EU unveils plans to wind down failed banks
The European Commission has outlined plans for a single authority that will be responsible for winding down eurozone banks that get into trouble.
The blueprint for a "single resolution mechanism" was unveiled by EU commissioner Michel Barnier.
It may put the Commission on a collision course with Germany, which has argued that such an authority would be in breach of EU treaties.
The authority is part of wider plans for a European banking union.
The banking union project is designed to prevent a repeat of the global banking crisis.
Under the single resolution mechanism (SRM), a new authority will be given power to close or restructure any eurozone bank that runs into trouble.
This would override the decisions of authorities in individual EU states, which are currently in charge of closing failed banks.
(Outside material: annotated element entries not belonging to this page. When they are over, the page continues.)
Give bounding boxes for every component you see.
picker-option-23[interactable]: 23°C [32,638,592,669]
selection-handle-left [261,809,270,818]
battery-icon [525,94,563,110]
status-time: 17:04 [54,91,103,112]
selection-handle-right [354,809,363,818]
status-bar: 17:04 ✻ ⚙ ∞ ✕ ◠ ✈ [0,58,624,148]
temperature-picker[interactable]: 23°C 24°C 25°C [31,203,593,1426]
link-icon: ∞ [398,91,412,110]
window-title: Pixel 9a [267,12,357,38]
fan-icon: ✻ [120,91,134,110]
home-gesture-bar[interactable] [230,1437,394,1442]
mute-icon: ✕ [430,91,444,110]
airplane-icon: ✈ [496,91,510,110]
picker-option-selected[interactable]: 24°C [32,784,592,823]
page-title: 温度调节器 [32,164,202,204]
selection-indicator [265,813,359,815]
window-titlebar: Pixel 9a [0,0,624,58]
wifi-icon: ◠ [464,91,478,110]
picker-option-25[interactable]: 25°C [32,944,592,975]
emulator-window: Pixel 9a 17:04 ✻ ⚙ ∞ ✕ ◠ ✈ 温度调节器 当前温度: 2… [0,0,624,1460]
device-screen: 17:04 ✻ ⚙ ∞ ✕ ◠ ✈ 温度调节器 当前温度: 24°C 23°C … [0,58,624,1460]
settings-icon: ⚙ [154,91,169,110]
Critics have warned that this could mean national governments being required to hand over taxpayers' money to help rescue banks.
Under the SRM, a 55bn-euro ($70.5bn; £47.3bn) fund will be established, financed by levies on banks. As money is drawn from the fund to shore up banks, further levies would be imposed to top it up.
Mr Barnier insisted that the plan included safeguards to stop governments being forced to contribute taxpayers' money.
But Germany, the biggest economy in the eurozone, has voiced its objections to the creation of a single authority, arguing that it would require a new European treaty that may take years to agree.
On Tuesday, the German finance minister, Wolfgang Schaeuble, warned that the plan risked creating "new uncertainty in markets".
Speaking in Brussels, he said: "We have to stick to the given legal basis, as otherwise we risk major turbulence.
"I would strongly ask the Commission in its proposal for an SRM to be very careful, and to stick to the limited interpretation of the given treaty."